Pulsed electric fields, ultrasound, osmotic dehydration and high pressure homogenization are innovative non-thermal technologies which are attracting a growing interest in the fruit and vegetables sector because they allow processing of foodstuff with minimal drawbacks on their quality. In the present PhD thesis, these technologies were investigated from microstructural and metabolic point of view to provide evidence of the induced changes which could lead to potential benefits or disadvantages for different industrial purposes. Novel methods were developed and tested to assess the impact of the technologies on plant tissue and to provide tools for the optimization of the relevant parameters on industrial scale. Microstructural modifications produced by ultrasound and pulsed electric fields treatments were studied by observing the subcellular water redistribution which was found to be correlated with mass transfer kinetics.
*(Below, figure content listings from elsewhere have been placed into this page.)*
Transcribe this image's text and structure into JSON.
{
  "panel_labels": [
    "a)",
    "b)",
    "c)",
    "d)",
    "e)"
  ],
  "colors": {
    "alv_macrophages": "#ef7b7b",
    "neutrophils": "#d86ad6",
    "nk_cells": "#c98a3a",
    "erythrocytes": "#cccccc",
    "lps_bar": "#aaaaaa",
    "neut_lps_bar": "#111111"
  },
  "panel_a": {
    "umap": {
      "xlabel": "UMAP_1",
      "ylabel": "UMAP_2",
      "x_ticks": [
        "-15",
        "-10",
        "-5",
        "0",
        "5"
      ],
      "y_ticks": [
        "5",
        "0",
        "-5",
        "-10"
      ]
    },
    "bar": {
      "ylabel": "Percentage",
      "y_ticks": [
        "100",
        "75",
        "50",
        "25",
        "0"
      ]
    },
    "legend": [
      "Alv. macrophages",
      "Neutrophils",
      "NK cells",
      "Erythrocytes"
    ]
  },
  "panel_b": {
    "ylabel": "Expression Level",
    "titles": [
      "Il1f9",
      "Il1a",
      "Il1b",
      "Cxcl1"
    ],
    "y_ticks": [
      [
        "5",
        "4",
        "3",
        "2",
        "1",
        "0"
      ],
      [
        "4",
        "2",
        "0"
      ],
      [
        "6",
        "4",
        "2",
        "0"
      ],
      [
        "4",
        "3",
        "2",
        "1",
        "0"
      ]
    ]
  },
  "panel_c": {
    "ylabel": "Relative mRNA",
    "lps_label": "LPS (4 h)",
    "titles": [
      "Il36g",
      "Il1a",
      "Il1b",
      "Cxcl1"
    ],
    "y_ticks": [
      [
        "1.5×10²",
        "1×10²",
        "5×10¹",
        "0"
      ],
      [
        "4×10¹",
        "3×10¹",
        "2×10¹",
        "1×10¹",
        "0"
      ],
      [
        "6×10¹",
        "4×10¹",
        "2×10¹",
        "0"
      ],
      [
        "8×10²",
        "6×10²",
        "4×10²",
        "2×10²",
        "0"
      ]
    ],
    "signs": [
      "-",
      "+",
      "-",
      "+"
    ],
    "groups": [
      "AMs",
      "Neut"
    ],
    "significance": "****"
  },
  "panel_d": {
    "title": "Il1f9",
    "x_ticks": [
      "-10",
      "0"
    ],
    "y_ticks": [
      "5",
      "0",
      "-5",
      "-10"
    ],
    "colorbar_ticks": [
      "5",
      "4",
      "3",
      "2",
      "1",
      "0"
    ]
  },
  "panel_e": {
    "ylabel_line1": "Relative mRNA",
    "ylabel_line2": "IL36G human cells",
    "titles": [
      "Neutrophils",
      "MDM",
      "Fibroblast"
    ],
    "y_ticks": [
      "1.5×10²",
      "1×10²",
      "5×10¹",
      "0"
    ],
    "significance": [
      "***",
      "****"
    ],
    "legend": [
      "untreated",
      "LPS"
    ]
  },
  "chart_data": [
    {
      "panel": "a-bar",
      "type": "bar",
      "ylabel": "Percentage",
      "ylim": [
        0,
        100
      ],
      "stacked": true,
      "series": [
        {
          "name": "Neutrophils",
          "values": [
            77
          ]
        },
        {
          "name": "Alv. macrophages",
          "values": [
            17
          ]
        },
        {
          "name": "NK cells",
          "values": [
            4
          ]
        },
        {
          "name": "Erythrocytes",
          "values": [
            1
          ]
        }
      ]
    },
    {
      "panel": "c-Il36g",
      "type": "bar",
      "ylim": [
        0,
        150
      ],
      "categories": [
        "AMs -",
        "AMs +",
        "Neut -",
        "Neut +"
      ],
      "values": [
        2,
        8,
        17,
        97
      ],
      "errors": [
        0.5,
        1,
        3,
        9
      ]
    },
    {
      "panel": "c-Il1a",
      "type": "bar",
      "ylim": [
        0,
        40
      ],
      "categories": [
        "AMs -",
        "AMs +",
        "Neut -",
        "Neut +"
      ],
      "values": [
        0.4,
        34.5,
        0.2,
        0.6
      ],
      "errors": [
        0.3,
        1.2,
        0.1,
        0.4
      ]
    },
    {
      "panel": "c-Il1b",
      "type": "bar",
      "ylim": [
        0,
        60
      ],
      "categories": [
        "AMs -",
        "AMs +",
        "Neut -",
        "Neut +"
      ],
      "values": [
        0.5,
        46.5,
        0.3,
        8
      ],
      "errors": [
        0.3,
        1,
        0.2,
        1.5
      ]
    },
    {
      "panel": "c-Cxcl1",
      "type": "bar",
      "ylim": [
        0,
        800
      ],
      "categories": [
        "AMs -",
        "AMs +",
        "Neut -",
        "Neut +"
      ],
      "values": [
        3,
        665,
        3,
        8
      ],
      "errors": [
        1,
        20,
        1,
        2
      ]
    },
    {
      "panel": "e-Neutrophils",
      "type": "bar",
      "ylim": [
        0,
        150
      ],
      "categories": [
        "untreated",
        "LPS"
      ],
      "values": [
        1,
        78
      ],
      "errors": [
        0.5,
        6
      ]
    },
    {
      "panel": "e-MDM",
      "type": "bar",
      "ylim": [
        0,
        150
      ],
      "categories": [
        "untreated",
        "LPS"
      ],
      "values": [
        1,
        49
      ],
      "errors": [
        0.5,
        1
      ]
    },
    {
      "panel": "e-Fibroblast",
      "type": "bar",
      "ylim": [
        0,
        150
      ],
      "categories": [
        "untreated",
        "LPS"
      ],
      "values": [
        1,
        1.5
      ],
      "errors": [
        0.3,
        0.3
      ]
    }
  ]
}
Both reversible and irreversible electroporation upon high electric fields enhanced the water and solute migrations when combined with osmotic dehydration in apple and strawberry tissues. Similarly, the addition of calcium and ascorbic salts to a sucrose osmotic solution led to the alteration of the membranes permeability with the consequent increase of water removal and solutes entrance in the plant tissue. The metabolic response induced by non-thermal technologies was evaluated in terms of cell viability, metabolic heat production and respiration rate while a metabolomic approach was adopted to finely explore their impact on specific metabolic pathways. High concentrations of ascorbic acid or high voltages applied to apple tissue markedly dropped the cell viability. Moreover, high electric field strengths affected both the anaerobic respiration pathways and the gamma-aminobutyric acid metabolism. High pressure homogenization, applied to a mandarin juice, influenced the microbial degradation pathways as a function of the applied pressure level.